Beau magazine : Comment êtes-vous soudain passé d’une carrière dans la mode à la céramique, du design textile à l’argile?

Kalou Dubus : Cela n’a pas été tout de suite une vocation. Lorsque je commence à me poser la question, en 2014, je dirige une marque de mode baptisée Nico, avec ma sœur Charlotte. Nous vendons à des boutiques prestigieuses comme Merci, L’Éclaireur à Paris, Barnes à New York, Isetan à Tokyo… Mais la société doit absolument grandir pour survivre. La rentrée de septembre approche. Ma sœur et moi avons tout préparé pour chercher des investisseurs. Et soudain, je suis prise d’un énorme flip. Je ne dors plus. Je me sens bien trop stressée pour m’engager plus longtemps. Je décide alors de tout arrêter. Après sept ans d’aventure, je me lance sans aucun projet précis en tête. Juste l’esprit libre. La céramique s’impose à moi, à petits pas d’abord, puis comme une évidence. C’était le 1er janvier 2016, une renaissance.

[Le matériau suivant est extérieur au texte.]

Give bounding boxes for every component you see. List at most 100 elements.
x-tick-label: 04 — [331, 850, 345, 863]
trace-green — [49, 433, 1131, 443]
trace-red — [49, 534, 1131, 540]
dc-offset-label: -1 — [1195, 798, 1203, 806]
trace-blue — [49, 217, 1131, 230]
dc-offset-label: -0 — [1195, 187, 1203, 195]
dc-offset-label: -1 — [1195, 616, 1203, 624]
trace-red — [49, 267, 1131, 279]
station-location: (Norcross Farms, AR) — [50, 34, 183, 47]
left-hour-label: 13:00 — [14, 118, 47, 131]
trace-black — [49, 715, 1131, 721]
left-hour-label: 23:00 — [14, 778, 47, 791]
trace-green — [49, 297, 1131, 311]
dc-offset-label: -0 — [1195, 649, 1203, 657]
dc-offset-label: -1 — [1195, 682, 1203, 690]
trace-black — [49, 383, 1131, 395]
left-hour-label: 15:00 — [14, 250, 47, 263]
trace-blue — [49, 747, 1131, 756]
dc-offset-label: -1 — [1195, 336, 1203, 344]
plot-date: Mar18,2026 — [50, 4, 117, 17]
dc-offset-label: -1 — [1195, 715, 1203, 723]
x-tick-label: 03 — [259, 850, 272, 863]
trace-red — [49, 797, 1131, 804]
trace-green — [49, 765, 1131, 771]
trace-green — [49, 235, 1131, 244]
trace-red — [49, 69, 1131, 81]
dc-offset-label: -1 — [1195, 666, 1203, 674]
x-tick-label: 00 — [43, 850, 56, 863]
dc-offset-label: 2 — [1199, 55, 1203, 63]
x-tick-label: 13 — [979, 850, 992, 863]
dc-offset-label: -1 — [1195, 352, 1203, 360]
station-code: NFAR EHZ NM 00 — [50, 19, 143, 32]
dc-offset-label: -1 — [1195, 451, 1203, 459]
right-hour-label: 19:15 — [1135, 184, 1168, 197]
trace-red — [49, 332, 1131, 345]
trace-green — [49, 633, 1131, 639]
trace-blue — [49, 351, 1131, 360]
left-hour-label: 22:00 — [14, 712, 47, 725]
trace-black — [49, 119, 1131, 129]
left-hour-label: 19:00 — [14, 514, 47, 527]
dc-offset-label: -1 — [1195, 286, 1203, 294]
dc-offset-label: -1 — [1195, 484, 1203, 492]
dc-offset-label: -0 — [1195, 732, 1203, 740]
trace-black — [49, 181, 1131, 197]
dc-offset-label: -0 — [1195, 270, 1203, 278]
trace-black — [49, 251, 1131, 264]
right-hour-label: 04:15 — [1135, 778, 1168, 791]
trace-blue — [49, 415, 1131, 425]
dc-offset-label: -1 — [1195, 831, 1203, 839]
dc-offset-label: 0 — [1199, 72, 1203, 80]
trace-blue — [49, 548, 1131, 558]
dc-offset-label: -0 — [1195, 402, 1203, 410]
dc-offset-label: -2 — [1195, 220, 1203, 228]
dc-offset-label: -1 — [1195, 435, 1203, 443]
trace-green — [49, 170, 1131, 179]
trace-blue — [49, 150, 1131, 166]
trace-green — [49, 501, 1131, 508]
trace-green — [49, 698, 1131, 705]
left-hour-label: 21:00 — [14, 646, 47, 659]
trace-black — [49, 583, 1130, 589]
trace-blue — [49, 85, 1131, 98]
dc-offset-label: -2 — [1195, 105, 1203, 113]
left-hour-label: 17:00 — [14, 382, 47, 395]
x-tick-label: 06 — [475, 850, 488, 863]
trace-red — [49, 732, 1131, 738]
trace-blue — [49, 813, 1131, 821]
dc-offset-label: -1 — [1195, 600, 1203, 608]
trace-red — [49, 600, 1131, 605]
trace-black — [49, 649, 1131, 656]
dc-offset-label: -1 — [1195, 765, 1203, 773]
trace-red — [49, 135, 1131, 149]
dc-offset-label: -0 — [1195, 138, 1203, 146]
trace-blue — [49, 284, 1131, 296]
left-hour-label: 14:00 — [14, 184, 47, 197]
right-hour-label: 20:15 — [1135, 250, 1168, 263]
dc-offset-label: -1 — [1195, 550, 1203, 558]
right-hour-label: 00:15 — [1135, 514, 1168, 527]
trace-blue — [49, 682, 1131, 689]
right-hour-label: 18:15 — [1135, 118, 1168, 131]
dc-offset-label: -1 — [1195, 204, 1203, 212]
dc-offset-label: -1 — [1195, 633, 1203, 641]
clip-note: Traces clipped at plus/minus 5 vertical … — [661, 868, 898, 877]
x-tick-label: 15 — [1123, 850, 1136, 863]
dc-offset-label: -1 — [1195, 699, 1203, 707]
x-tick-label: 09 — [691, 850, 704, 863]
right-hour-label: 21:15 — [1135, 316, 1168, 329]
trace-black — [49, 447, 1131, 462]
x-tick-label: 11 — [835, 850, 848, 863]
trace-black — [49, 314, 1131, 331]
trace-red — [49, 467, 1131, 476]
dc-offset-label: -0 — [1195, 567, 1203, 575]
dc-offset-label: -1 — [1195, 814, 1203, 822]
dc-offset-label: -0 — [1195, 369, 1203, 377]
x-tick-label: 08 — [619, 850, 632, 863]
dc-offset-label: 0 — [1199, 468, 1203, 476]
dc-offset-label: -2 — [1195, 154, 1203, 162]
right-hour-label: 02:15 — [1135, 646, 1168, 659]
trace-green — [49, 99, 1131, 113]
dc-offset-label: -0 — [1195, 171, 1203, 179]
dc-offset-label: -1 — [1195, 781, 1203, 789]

BM : Vous pratiquiez déjà? 

KD : C’est une vieille tradition familiale. Enfant, j’ai toujours vu ma mère faire de la poterie. Elle possédait son tour, son four. Dans ma région d’origine, Puisaye en Bourgogne, une terre de potiers, beaucoup d’amis de mes parents pratiquaient en amateur. Dans les années 1970, c’était autant une mode qu’une tradition locale. J’avais envie d’essayer sans trop oser m’y mettre. Je me suis simplement inscrite aux cours de la Mairie de Paris, le jeudi après-midi, en parfaite autodidacte, avec une prof aguerrie. Et j’ai tout de suite adoré la matière. Enfin, il était possible de fabriquer des objets soi-même du début à la fin. Cela m’a fascinée. Dans la mode, il y a tellement de temps, d’étapes et d’intervenants différents – couture, teinture, finition – avant que le vêtement que vous avez imaginé ne devienne réalité.

Même si j’avais des sueurs froides, à l’idée de me lancer sans savoir si je réussirais à progresser, à en vivre, j’ai su que je voulais absolument faire cela.

BM : Quel a été le rôle spécifique de la terre dans cette vocation ?

KD : J’ai un rapport très sensuel avec elle. Certaines personnes ne supportent pas de toucher la terre mouillée, son côté gluant. Moi, j’ai aimé tout de suite. C’est une matière simple et noble qui offre tellement de possibilités. La céramique, c’est de la terre, de l’eau et du feu que l’on fait danser ensemble. Le ou la céramiste a aussi quelque chose du boulanger ou du pâtissier : on travaille la terre comme le pain. On la malaxe, on la cuit. On met littéralement les mains dedans. On appelle « pain de terre » la brique d’argile à partir de laquelle on va créer. Et « biscuit », la première cuisson à moins de 1 000 OC. L’analogie fonctionne jusque dans les outils que j’utilise : des emporte-pièces ou des rouleaux achetés dans des boutiques de cuisine.

BM : Diriez-vous que la terre est une matière vivante qu’il s’agirait d’apprivoiser? Un duel « femme versus matière » ?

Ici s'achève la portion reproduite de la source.